Monday, October 17, 2011

Food: Picklepuss

One may be confused by my blog.  Was I not, just a few days ago, saying I was going to be eating more healthy foods?  Why then all the pickles?

Weighing cucumber slices.

It's true that modern, pre-processed commercial pickles can be problematic.  Commercial picklers add all kinds of additives to make them crisp and bright.  Their source veggies are of questionable quality.  You have to worry about sodium content, sugars, and any pesticides on the veggies.  However, even commercial pickles can have beneficial effects.  The pickled vegetable is usually high in fiber, which is good for the digestive tract.  Vinegar, often used in the pickling process, is a good source of magnesium, and has been shown to boost the body's fat-burning metabolism.

The cucumber, a favorite among American picklers, is not the most nutritious vegetable you could be pickling.  However, with proper recipes, well-chosen organic produce that's free of pesticides, and a variety of vegetables, you can have nutritious, guilt-free pickles in your pantry.

Bread and Butter pickles, with a few jars of dill pickles peeking out in the back.

Take the turnip.  Tiny little root vegetable with a copious, leafy top.  Their raw flavor and texture is not unlike a radish crossed with a carrot.  Pickled with a little cumin, and they are delicious and nutritious.  You can also blanch and freeze (or dare I say... pickle?
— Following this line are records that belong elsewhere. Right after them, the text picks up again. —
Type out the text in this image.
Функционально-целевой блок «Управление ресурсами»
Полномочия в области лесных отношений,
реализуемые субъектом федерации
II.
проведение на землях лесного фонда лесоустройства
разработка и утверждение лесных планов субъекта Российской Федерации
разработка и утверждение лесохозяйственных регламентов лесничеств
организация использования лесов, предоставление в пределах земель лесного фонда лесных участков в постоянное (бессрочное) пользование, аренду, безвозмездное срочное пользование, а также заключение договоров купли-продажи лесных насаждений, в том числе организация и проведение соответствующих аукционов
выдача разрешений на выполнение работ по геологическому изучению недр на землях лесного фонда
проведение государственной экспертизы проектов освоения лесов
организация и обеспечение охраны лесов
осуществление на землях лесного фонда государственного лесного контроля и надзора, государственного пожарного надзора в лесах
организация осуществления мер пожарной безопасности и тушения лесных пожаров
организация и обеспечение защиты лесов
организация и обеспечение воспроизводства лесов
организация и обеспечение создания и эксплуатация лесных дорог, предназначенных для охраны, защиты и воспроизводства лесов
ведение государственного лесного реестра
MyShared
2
Pickled greens = delicious) the tops for a very healthy serving of greens.

Turnip roots, quartered and sliced, being brined in salt water prior to being rinsed, and pickled.

Right now I'm loving a new canning cookbook I bought for the Kindle I will soon own (I have a Kindle Fire on pre-order, but there's a reader app for PCs and other devices like Android).  It's called "Canning for a New Generation" and it's split up by seasons, so whatever time of year you find yourself with a bumper crop of something, it's a great place to start.  Her choices are a bit limited though, so if you find yourself with, say, a bushel of Okra your neighbor gave you, you're going to have to find "The Ball Blue Book of Home Preserving" or "The Ball Complete Book of Home Preserving".  The first is out of print, which is a shame, because it was a more no-nonsense, comprehensive list of fruits and vegetables and how to preserve them the same way your grandmother did.  The "Complete" book has been updated to be more modern, and has recipes that are more... how do I say this?  More cosmopolitan.  Still a very good resource, and easier to get a hold of.

The healthiest, most nutritious pickled foods, however, are some of the Japanese pickles that are out there.  My next pickling session, I am definitely going to be getting something like a Tsukemono cookbook, full of healthful Japanese pickling recipes.